A Political Dispute, Not a Legal One
Trimming Obama’s Libya ambitions is a job for Congress, not the courts.


Andrew C. McCarthy

On the Corner, NR editor Rich Lowry notes that Harvard’s Jack Goldsmith, formerly chief of the Bush Justice Department’s Office of Legal Counsel (and author of the invaluable book The Terror Presidency: Law and Judgment Inside the Bush Administration), has offered characteristically valuable insights on the question of whether President Obama acted constitutionally in starting a war with Libya. In an NRO column last weekend, I contended that the president acted unconstitutionally.

As is often the case, legal commentary goes both ways on the question of when a president may unilaterally — i.e., without congressional approval — enmesh the country in armed conflict. Still, with due respect to Professor Goldsmith and other legal experts, I think there is an invalid assumption in their analyses of the Constitution’s assignment of war powers: namely, that the resulting issues are justiciable. They aren’t, nor were they intended to be.

That’s why I argue that, although President Obama’s unilateral commencement of a war against Libya is constitutionally wrong, he clearly has the power to do what he has done, for there are no legal remedies. This is a political dispute, not a legal one. Congress, if it is so disposed, will have to flex its competing constitutional muscles to rein the executive branch in. The courts should not, and almost certainly will not, intervene.

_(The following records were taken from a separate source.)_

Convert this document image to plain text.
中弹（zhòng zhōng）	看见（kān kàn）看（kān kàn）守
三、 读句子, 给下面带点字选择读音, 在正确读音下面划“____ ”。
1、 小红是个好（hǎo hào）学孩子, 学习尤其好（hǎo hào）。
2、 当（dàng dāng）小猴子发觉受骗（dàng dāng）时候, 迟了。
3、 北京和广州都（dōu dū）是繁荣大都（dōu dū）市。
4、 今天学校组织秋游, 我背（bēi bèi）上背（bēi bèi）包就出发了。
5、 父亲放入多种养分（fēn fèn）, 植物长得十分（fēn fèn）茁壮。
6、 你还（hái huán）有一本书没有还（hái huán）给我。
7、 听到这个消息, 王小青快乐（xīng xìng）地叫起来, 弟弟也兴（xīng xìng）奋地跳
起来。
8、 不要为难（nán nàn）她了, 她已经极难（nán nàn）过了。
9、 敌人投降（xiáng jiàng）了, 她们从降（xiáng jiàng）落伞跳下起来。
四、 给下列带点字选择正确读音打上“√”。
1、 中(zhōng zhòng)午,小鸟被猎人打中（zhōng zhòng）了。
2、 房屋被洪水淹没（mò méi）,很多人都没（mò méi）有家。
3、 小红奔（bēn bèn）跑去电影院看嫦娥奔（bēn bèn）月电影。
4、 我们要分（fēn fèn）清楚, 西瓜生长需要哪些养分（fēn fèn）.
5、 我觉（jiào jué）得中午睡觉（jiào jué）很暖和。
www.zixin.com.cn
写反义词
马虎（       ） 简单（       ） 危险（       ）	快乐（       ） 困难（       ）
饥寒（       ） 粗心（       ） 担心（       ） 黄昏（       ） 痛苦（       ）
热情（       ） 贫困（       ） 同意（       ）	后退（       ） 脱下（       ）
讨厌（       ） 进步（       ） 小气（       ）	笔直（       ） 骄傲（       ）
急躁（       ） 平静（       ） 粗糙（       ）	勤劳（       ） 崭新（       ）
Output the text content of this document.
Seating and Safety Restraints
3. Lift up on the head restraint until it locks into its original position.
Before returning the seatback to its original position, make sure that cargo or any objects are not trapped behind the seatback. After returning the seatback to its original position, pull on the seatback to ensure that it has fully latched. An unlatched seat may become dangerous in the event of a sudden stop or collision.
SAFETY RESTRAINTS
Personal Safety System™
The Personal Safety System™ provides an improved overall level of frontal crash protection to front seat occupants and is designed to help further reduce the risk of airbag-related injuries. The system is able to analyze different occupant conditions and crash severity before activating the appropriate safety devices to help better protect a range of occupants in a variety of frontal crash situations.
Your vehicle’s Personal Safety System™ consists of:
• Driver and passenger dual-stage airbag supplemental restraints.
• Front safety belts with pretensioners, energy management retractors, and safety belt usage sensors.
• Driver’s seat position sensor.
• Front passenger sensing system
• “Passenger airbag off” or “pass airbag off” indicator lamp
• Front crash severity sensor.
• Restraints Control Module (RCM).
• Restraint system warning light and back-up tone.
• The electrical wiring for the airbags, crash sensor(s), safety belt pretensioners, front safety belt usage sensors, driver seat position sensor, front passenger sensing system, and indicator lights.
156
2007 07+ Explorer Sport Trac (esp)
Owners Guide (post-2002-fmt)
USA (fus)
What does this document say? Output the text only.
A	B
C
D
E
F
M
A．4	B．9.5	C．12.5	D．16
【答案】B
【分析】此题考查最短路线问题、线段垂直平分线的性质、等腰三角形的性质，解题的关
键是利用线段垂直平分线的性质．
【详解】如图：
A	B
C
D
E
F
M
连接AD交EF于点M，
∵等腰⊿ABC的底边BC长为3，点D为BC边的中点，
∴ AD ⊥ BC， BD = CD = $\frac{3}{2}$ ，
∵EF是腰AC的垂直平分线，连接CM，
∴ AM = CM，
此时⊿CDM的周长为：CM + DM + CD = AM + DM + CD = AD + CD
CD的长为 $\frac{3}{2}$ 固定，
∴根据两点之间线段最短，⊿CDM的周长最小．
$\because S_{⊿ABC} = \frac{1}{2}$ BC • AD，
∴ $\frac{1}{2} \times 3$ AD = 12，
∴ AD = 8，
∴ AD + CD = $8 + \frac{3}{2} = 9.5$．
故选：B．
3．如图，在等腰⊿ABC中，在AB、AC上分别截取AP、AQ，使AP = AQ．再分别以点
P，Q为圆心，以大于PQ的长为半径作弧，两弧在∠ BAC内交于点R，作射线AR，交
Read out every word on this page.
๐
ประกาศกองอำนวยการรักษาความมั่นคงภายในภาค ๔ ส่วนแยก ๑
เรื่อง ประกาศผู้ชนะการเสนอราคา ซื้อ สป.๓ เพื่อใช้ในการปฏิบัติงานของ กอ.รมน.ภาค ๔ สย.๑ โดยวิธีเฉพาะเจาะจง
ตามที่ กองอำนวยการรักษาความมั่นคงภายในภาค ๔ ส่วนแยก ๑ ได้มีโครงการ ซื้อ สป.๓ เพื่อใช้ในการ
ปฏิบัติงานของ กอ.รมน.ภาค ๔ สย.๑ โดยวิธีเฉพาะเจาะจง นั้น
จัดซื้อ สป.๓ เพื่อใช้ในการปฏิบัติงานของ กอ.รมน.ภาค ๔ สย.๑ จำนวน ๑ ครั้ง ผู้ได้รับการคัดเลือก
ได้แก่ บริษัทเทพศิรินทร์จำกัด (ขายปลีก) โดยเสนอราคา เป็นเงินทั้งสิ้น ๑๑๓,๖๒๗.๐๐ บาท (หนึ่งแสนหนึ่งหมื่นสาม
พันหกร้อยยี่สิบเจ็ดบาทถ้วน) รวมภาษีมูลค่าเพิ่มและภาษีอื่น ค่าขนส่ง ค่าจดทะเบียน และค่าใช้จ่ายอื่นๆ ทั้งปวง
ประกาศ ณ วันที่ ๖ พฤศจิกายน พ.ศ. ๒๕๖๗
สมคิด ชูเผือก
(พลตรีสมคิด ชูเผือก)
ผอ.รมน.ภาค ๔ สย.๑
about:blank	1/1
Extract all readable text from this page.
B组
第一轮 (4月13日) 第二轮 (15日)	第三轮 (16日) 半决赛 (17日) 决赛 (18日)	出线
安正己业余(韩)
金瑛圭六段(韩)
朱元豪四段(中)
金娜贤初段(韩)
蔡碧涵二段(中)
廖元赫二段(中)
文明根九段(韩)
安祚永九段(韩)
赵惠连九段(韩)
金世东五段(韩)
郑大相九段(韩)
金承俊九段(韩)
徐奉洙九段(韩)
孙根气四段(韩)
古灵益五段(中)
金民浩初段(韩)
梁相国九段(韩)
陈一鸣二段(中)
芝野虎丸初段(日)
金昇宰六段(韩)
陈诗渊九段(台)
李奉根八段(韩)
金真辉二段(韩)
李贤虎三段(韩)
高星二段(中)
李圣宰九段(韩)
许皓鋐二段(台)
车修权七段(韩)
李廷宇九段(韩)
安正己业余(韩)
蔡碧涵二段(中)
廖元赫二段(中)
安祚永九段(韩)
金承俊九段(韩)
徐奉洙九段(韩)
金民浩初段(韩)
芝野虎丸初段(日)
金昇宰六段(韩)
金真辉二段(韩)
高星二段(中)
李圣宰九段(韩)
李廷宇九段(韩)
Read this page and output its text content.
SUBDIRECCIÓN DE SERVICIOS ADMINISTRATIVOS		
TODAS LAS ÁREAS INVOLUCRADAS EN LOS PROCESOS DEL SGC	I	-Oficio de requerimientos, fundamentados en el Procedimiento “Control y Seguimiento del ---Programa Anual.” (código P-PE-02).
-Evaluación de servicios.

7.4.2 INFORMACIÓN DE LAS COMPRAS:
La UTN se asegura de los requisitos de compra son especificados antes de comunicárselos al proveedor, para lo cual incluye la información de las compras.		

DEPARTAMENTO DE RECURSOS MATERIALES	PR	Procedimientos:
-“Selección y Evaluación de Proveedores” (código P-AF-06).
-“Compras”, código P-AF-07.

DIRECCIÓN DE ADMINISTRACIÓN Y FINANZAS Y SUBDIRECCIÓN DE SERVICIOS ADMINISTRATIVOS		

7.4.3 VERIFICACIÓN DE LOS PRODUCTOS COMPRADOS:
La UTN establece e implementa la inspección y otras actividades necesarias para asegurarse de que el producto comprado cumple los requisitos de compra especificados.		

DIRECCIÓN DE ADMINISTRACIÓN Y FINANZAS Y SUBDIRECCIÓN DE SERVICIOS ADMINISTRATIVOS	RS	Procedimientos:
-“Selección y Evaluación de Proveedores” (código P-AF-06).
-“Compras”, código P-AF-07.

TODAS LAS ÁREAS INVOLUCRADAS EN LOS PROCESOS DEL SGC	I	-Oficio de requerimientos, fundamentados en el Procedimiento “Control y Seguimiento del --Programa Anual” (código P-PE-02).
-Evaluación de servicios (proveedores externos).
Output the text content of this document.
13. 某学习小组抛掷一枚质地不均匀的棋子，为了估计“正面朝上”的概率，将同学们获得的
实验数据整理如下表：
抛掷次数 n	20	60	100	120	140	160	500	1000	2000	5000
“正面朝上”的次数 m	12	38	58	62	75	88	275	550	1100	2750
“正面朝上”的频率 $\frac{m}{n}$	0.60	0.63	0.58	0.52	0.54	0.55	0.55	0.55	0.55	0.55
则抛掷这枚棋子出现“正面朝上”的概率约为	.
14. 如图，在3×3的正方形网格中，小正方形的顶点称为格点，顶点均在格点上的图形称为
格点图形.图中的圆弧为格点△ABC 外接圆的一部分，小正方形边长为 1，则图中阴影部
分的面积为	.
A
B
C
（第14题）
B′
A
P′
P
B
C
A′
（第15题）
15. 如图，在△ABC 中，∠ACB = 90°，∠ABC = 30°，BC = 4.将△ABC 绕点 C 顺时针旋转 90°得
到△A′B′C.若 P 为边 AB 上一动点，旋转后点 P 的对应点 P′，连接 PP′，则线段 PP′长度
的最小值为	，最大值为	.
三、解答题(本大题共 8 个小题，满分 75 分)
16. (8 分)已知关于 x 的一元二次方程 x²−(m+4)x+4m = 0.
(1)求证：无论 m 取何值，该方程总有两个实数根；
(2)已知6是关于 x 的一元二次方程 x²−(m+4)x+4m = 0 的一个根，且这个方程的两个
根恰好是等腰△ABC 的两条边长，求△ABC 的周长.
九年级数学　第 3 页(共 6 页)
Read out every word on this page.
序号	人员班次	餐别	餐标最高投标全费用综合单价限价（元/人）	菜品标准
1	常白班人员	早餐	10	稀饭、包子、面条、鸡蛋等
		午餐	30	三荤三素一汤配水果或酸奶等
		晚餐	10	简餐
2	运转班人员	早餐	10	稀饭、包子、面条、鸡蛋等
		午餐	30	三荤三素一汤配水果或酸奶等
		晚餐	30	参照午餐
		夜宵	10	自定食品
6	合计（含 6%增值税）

I don’t believe the Framers ever arrived at a consensus when it came to the war powers. The statements in the debates over the Constitution are all over the map. Some wanted congressional approval to be the necessary trigger for taking the nation to war. That’s why early drafts of the Constitution called for vesting Congress with the power to make war. Others realized this would be suicidal, leaving the country vulnerable to an annihilating attack while the president waited for Congress to act. That’s why the power to make war was ultimately watered down to the power to declare war.

In his excellent book The Powers of War and Peace: The Constitution and Foreign Affairs after 9/11, University of California law professor John Yoo, another alumnus of the Bush Office of Legal Counsel, argues that the power to declare war is basically just the authority to fix the rights and privileges of belligerents and combatants under the laws of war (e.g., legitimating attacks on persons and property, permitting seizures of contraband supplied by neutrals, etc.). This enumerated congressional power would not, on this interpretation, be much of a limitation on presidential war-making — especially when the goals of a military operation are limited and fall short of “total war.”

I usually defer to Professor Yoo on matters of executive authority, but I’m not with him on this one. The Framers wanted both Congress and the president in the mix when it came to involving the country in armed hostilities. Settling on a congressional power to declare war was a compromise between those who wanted legislative dominance and those who wanted a freer presidential hand. The compromise did not resolve the tension, but it is indicative of an intention to give the people’s representatives a substantial role.